The effect of various types and doses of statins on C-reactive protein levels in patients with dyslipidemia or coronary heart disease: A systematic review and network meta-analysis

Abstract

Objective: The objective of this study was to measure the efficacy of various types and dosages of statins on C-reactive protein (CRP) levels in patients with dyslipidemia or coronary heart disease.

Methods: Randomized controlled trials were searched from PubMed, Embase, Cochrane Library, OpenGray, and ClinicalTrials.gov. We followed the Preferred Reporting Items for Systematic Reviews and Meta-Analyses guidelines for data extraction and synthesis. The pairwise meta-analysis compared statins and controls using a random-effects model, and a network meta-analysis compared the types and dosages of statins using the Bayesian random-effects model. The PROSPERO registration number is CRD42021242067.

Results: The study included 37 randomized controlled trials with 17,410 participants and 20 interventions. According to the pairwise meta-analysis, statins significantly decreased CRP levels compared to controls (weighted mean difference [WMD] = -0.97, 95% confidence interval [CI] [-1.31, -0.64], P < 0.0001). In the network meta-analysis, simvastatin 40 mg/day appeared to be the best strategy for lowering CRP (Rank P = 0.18, WMD = -4.07, 95% CI = [-6.52, -1.77]). The same was true for the high-sensitivity CRP, non-acute coronary syndrome (ACS), <12 months duration, and clear measurement subgroups. In the CRP subgroup (rank P = 0.79, WMD = -1.23, 95% CI = [-2.48, -0.08]) and ≥12-month duration subgroup (Rank P = 0.40, WMD = -2.13, 95% CI = [-4.24, -0.13]), atorvastatin 80 mg/day was most likely to be the best. There were no significant differences in the dyslipidemia and ACS subgroups (P > 0.05). Node-splitting analysis showed no significant inconsistency (P > 0.05), except for the coronary heart disease subgroup.

Conclusion: Statins reduced serum CRP levels in patients with dyslipidemia or coronary heart disease. Simvastatin 40 mg/day might be the most effective therapy, and atorvastatin 80 mg/day showed the best long-term effect. This study provides a reference for choosing statin therapy based on LDL-C and CRP levels.
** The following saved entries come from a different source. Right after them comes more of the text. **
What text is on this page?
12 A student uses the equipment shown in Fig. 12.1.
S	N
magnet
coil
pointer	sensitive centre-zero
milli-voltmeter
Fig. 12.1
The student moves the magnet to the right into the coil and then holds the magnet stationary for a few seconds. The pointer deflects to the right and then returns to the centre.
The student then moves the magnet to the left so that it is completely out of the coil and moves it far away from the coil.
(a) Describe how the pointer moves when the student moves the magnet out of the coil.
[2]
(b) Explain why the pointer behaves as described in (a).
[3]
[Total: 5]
Keywords: C-reactive protein; coronary heart disease; dyslipidemia; network meta-analysis; statin.

Figure 1

Flow diagram of the study selection progress.

Figure 2

Risk of bias graph of the included studies.

Figure 3

Forest plot of pairwise meta-analysis between statins and control. Note: PRV 40: Pravastatin 40 mg/d; RSV 10: Rosuvastatin 10 mg/d; Rosuvastatin 20 mg/d; ATV 10: Atorvastatin 10 mg/d; SIV 20: Simvastatin 20 mg/d; SIV 10: Simvastatin 10 mg/d; SIV 40: Simvastatin 40 mg/d; SIV 80: Simvastatin 80 mg/d; RSV 5: Rosuvastatin 5 mg/d; ATV 40: Atorvastatin 40 mg/d; PRV 10: Pravastatin 10 mg/d; ATV 80: Atorvastatin 80 mg/d; ATV 20: Atorvastatin 20 mg/d.

Figure 4

Network evidence plot on CRP. The size of nodes is directly proportional to the number of studies. The lines link two direct-comparison interventions, their thickness is proportional to the number of comparisons, and the green links represent at least one double-blind comparison. PTV 4: Pitavastatin 4 mg/d; PTV 2: Pitavastatin 2 mg/d; PTV 1: Pitavastatin 1 mg/d; PRV 40: Pravastatin 40 mg/d; PRV 20: Pravastatin 20 mg/d; PRV 10: Pravastatin 10 mg/d; ATV 80: Atorvastatin 80 mg/d; ATV 5: Atorvastatin 5 mg/d; ATV 40: Atorvastatin 40 mg/d; ATV 20: Atorvastatin 20 mg/d; ATV 10: Atorvastatin 10 mg/d; SIV 80: Simvastatin 80 mg/d; SIV 40: Simvastatin 40 mg/d; SIV 20: Simvastatin 20 mg/d; SIV 10: Simvastatin 10 mg/d; RSV 5: Rosuvastatin 5 mg/d; RSV 40: Rosuvastatin 40 mg/d; RSV 20: Rosuvastatin 20 mg/d; RSV 10: Rosuvastatin 10 mg/d.